My neck hurts to keep my head angled toward the door.

When the man steps into view, he wears nondescript black clothes and a black balaclava that hides his face.

I barely make up his eyes with how bright the lamp shines in my irises, rendering me almost blind.

When I close them, sparks of blue and white fill my vision, pain lancing at the back of my head.

The migraine starts latent but grows sharper as the light remains.

“You should kill me now,” I tell the man with a chuckle. “Irina will tear you to shreds.”

He hums softly but doesn’t raise to the bait.

His steps are silent as he moves around the table, observing me like I’m a creature in his lab.

The mirth I felt minutes ago vanishes when, from the pocket of his trousers, he takes an ominous syringe full of a clear liquid.

He doesn’t even strap my arm to feel for a vein.

He doesn’t need to. No matter how much I wiggle as the man approaches, my whole body is strapped to the table, elbows, wrists and ankles bound tightly.

He finds a vein at my inner elbow, gloved fingers seizing me with force and making me sick, and injects me with the poison.

But it isn’t poison.

It’s pure fucking heroin.

The drug shoots in my system and my body immediately softens, my muscles releasing tension in one go.

The heaviness makes my lids droop and my heart slows until all I feel is the perfect cloud underneath me, holding me with care.

The lingering headache and shivers disappear, replaced by the rushing feeling of comfort and warmth.

My mind empties and I get the smallest flash of brown hair on top of my captor’s head. It reminds me of Irina though hers is darker. Even the most Earth-shattering orgasm pales in comparison to this. But it’s close and her face appears at the back of my mind.

I float into this state for what feels like days.

When it leaves my body, I barely have time to turn my head to the side before I vomit on the table and myself, choking and sputtering. The liquid sloshes on the metal table to move to the back of my neck and nausea invades me again. But there’s nothing for me to wretch.

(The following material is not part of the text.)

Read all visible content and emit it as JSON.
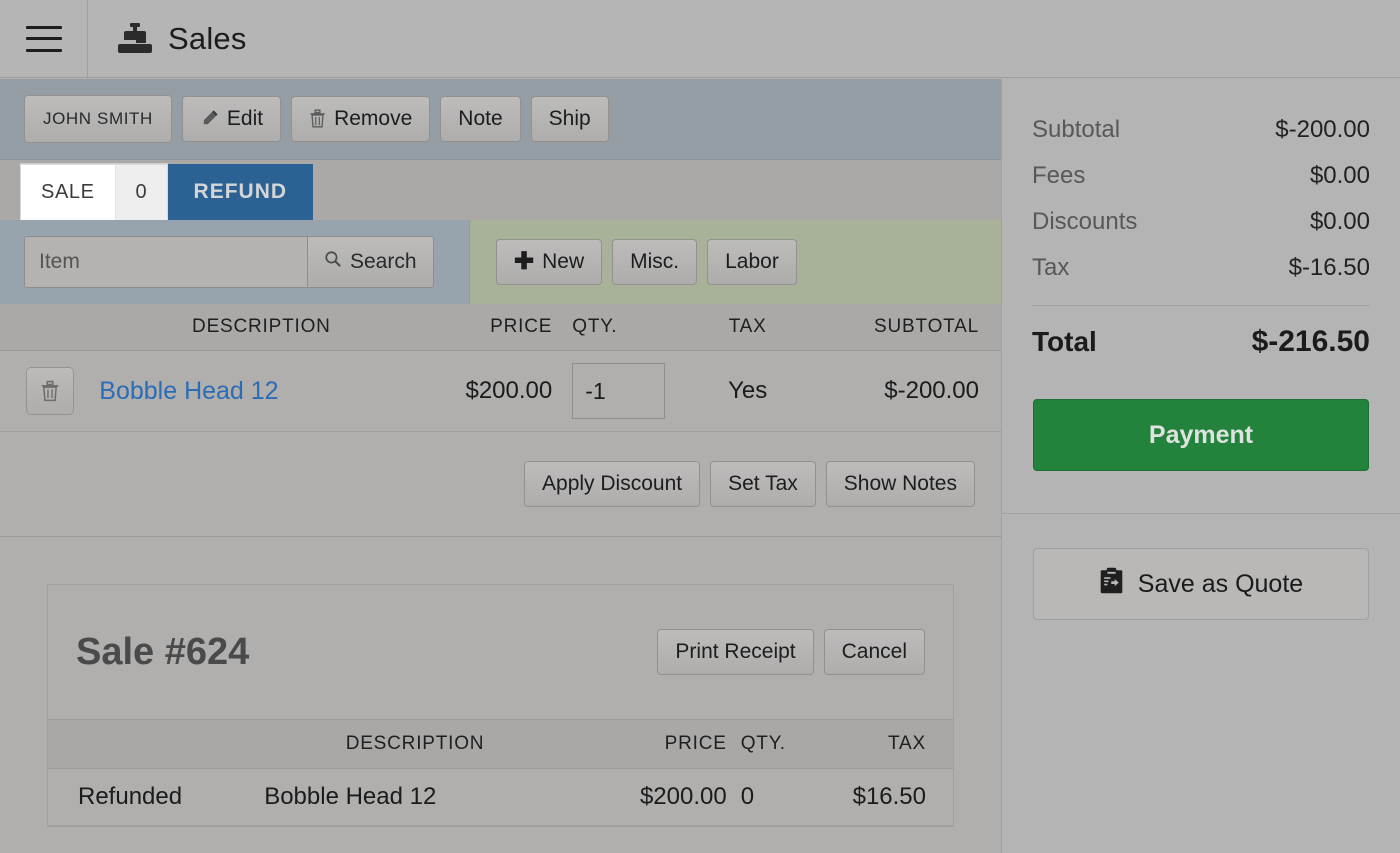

I stay like this, in a pool of my own vomit for hours. Other bodily functions start to scream at me to release and I hold it as long as I can.

But I’ve lost track of time.

And eventually, I let go, shame coating me like a second skin. Tears pool on my face and fall to the table.

When the man doesn’t reappear, my body shakes with sobs.

Stripped of dignity, nauseous and permanently coated in my own filth and the cold sweat of self-loathing and dread, I hold onto my beautiful wife’s and infuriating lover’s sneering faces, laughing manically at the visions of them behind my eyelids.

But soon, the need for water and food eclipses them and takes over every other instinct, including hope.